As for, “Who am I or you to judge? Well, we don’t judge people, but neither does a physician who judges that smoking needs to cease because his patient is developing COPD. If we will not judge what damages a person’s soul then we leave the person in a damaged state, which lacks all charity on our behalf.

I have often seen the tattoo slogan “God alone can judge me”. What that leaves out is that God has revealed the criteria by which He will judge: have you kept holy the Sabbath; respected the Divine Name and avoided fornication, killing (abortion / euthanasia) falsehood, theft and covetousness for the things of this world?  Have you clothed the naked, fed the hungry, given drink to the thirsty, visited the sick and imprisoned? Those who wear this tattoo really ought to have the whole truth, and we who teach ought to supply the Truth, not fudge it. The world may think well of us by fudging issues, but we will be those “with a travesty of the truth” on our lips (Acts 20v30-32).


It is time all official teachers gave up trying to fit the Faith to the contemporary culture and returned to teaching the Truth clearly and assertively. The Truth alone will bring the world back to its senses; seeking to accommodate its errors will not.

Sunday, 6 July 2014

The ‘Blessing’ of a Marriage

I had a discussion this week with a young man who wants to marry his fiancé in a quiet ceremony attended only by family and friends. To facilitate this he has chosen to have a civil ceremony at a local hotel, but asks if I will bless his marriage the next day before Mass so as to keep God involved from the beginning of the honeymoon.

The desire to keep God involved is praiseworthy but as I pointed out, there is no such thing as the ‘blessing’ a civil marriage; what the Church provides is the Sacrament of Matrimony over and above the civil marriage. I also pointed out that matrimony, being a holy gift from God and belonging to Him, should really be celebrated in God’s house and not a hotel, garden or Register Office. I then had the delicate task (the task of finding prudential but clear words) to say that until the civil marriage is raised to the dignity of the Sacrament by the Church, engaging in the ‘benefits’ of marriage (copulation) is gravely sinful and puts the soul in jeopardy. Having noted that a Church ceremony need not be any more complicated or guest-laden that a civil ceremony, I added that he and his fiancé would still have undergo the usual pre-nuptial formation and enquiry before proceeding to the Sacrament, and affirm that they understand matrimony to be a life-long, exclusive union open to life.

Having given the young man this information and asked him to reconsider, I found myself wondering if his idea of a civil ceremony followed by a Church ceremony might not be a good way forward for the Church in today’s secular world.

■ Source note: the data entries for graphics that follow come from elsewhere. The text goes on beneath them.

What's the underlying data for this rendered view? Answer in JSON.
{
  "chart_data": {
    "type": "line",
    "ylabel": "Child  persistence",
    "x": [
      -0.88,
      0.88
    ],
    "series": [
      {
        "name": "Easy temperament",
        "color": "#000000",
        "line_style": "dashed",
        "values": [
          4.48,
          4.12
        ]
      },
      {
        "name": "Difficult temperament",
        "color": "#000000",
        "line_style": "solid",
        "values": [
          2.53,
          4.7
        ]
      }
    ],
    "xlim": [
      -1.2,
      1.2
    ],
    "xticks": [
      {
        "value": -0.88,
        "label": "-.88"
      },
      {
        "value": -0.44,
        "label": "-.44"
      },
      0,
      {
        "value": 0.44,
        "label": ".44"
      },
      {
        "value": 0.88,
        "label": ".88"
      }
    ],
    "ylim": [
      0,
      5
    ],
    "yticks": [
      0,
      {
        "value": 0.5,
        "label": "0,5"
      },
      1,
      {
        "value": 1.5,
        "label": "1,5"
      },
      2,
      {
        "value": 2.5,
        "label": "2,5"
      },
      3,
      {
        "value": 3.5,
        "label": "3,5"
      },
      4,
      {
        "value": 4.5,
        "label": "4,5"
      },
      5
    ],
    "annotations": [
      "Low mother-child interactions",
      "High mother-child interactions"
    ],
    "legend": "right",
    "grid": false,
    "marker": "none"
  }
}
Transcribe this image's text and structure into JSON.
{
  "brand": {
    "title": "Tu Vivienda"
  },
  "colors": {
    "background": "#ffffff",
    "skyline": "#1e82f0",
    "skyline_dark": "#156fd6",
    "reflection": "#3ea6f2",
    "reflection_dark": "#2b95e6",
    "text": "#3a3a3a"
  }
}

If we left the State to provide civil marriage with the Church supplying the Sacrament of Matrimony to practicing Catholics after their civil ceremony, we could avoid conflict with the State over the issue of homosexual pairings and serial spouses (those who enter a second, third or more civil marriages after divorce).

Delineating the Sacrament of Matrimony from Statutory Marriage in this way may mean –sadly- that some couples decide not seek out the sacrament at all, “just in case the marriage doesn’t work out and we need to divorce”. This would leave the couple in the sad position of being unable to receive Holy Communion. However, those for whom the sacramental life is important would still be likely to seek out the Sacrament after their civil ceremony. Should a civil marriage indeed break down, the absence of the sacrament would make pastoral care much easier when one or other seeks out that sacrament after divorce, and would take a lot of work off our marriage tribunals.


Would requiring a civil ceremony before a Sacramental celebration (which is already the case in Germany) not be something the German Church should propose to the October Synod as a useful way forward for the Church universal? It could be something the Synod might usefully consider, rather than simply admit all and sundry to Holy Communion for ‘pastoral reasons’.